Understanding the mathematics behind Support Vector Machines
Support Vector Machine (SVM) is one of the most powerful out-of-the-box supervised machine learning algorithms. Unlike many other machine learning algorithms such as neural networks, you don’t have to do a lot of tweaks to obtain good results with SVM. I spent quite a time reading articles, blogs, and online materials trying to get the gist of this performant algorithm and found that most of the tutorials out online are explaining SVM from a big overview, while treating the underlying mathematical background as a block box. I often still felt confused after I finished reading the whole article. What exactly is the problem SVM is trying to solve? How do we get the optimal hyperplane? How does SVM handle non-linearly separable data? Why use kernels? To fully understand the answers to these questions, we need to go under the hood and explore the mathematics behind SVMs and understand how they work.
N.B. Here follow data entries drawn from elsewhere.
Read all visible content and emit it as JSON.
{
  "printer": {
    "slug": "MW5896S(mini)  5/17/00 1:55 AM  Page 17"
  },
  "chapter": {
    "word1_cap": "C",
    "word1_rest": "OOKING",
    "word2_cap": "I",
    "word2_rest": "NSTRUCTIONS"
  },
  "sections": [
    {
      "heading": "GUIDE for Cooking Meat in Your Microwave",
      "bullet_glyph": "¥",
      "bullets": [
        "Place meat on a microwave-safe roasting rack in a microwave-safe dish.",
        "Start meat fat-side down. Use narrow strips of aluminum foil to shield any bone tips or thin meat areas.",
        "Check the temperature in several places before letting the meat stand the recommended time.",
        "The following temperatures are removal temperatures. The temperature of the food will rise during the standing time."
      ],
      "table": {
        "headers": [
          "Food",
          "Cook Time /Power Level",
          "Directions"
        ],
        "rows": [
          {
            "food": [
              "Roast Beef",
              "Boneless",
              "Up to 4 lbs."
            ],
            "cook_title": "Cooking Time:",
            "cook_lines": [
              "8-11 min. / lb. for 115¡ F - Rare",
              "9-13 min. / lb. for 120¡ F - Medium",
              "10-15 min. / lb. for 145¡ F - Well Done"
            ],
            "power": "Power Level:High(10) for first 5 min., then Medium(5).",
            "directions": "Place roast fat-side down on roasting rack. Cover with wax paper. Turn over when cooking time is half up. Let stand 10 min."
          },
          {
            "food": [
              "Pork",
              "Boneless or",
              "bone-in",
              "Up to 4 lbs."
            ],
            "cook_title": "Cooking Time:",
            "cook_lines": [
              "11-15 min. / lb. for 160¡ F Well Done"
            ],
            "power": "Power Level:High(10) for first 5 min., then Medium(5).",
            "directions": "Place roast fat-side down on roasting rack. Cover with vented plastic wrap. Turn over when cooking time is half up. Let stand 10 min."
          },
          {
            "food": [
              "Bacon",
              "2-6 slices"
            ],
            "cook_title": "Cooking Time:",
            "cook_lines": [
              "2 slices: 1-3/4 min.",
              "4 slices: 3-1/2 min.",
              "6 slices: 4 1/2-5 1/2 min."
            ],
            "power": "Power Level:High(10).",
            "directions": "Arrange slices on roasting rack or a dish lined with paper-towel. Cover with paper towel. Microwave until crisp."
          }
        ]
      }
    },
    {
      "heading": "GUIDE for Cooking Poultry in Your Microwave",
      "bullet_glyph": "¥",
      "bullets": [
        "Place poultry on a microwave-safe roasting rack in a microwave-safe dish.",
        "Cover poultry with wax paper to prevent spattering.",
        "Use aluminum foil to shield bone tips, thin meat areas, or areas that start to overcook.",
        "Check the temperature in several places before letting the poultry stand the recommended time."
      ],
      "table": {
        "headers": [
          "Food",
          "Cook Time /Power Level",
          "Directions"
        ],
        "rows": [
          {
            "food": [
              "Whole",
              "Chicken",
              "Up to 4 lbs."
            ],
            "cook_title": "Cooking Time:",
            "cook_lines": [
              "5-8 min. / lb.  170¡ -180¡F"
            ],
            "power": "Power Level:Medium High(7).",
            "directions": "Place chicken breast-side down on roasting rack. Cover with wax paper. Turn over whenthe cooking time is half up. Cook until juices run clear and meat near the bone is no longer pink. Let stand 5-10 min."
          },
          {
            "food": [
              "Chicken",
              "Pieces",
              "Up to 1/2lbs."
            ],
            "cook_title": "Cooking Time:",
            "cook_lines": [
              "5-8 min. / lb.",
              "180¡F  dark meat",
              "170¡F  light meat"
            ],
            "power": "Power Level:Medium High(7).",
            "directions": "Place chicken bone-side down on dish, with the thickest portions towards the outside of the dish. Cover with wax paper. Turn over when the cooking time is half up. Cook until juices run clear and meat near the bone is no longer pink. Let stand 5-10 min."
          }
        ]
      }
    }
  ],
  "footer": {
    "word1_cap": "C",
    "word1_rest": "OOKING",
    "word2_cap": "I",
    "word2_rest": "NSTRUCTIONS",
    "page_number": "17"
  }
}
In this blog post, I will focus on the underlying mathematical part of SVMs and this requires that you have at least some background in linear algebra and optimization theory.
Definitions
Before we get into the SVM algorithm, let’s first talk about some definitions we need to use later.
Length of a vector
The length of a vector x is called its norm, which is written as ||x||. The Euclidean norm formula to calculate the norm of a vector x = (\(x_1, x_2, ..., x_n\)) is:
\[||x|| = \sqrt{x_1^2+x_2^2+...+x_n^2}\]Direction of a vector
The direction of a vector x = (\(x_1, x_2\)) is written as w, and is defined as:
\[w = (\frac{x_1}{||x||},\frac{x_2}{||x||})\]If we look at figure 1, we can see that \(cos(\theta)=\frac{x_1}{\|x\|}\) and \(cos(\alpha)=\frac{x_2}{\|x\|}\). Thus, the direction vector w can also be written as:
\[w = (cos(\theta), cos(\alpha))\]It is worth noting that the norm of a direction vector is always equal to 1. Because of this, the direction vector w is also called the unit vector.
Dot product
The dot product of two vectors returns a scalar. It gives us some insights into how the two vectors are related.
Figure 2 shows two vectors x and y and the angle \(\theta\) between them. The geometric formula of dot product is defined as:
\[x \cdot y = ||x||\space||y||\space cos(\theta)\]By looking at figure 3, we can see \(\theta=\beta-\alpha\). Then we can get:
\[cos(\theta) = cos(\beta-\alpha)\\ =cos\beta cos\alpha+sin\beta sin\alpha \\ =\frac{x_1}{||x||}\frac{y_1}{||y||}+\frac{x_2}{||x||}\frac{y_2}{||y||} \\ =\frac{x_1y_1+x_2y_2}{||x||\space ||y||}\]We substitute this into the geometric dot product formula, we get:
\[x \cdot y = ||x||\space||y||\space \frac{x_1y_1+x_2y_2}{||x||\space ||y||} = x_1y_1+x_2y_2\]This is the algebraic formula of dot product. In general, dot product can be computed as the following for two n-dimensional vectors:
\[x \cdot y = \sum_{i=1}^{n}x_iy_i\]Linear separability
Linear separability is one important concept in SVM. Although in practical cases the data might not be linearly separable, we will start from the linearly separable cases (since they are easy to understand and deal with) and then derive the non-linearly separable cases.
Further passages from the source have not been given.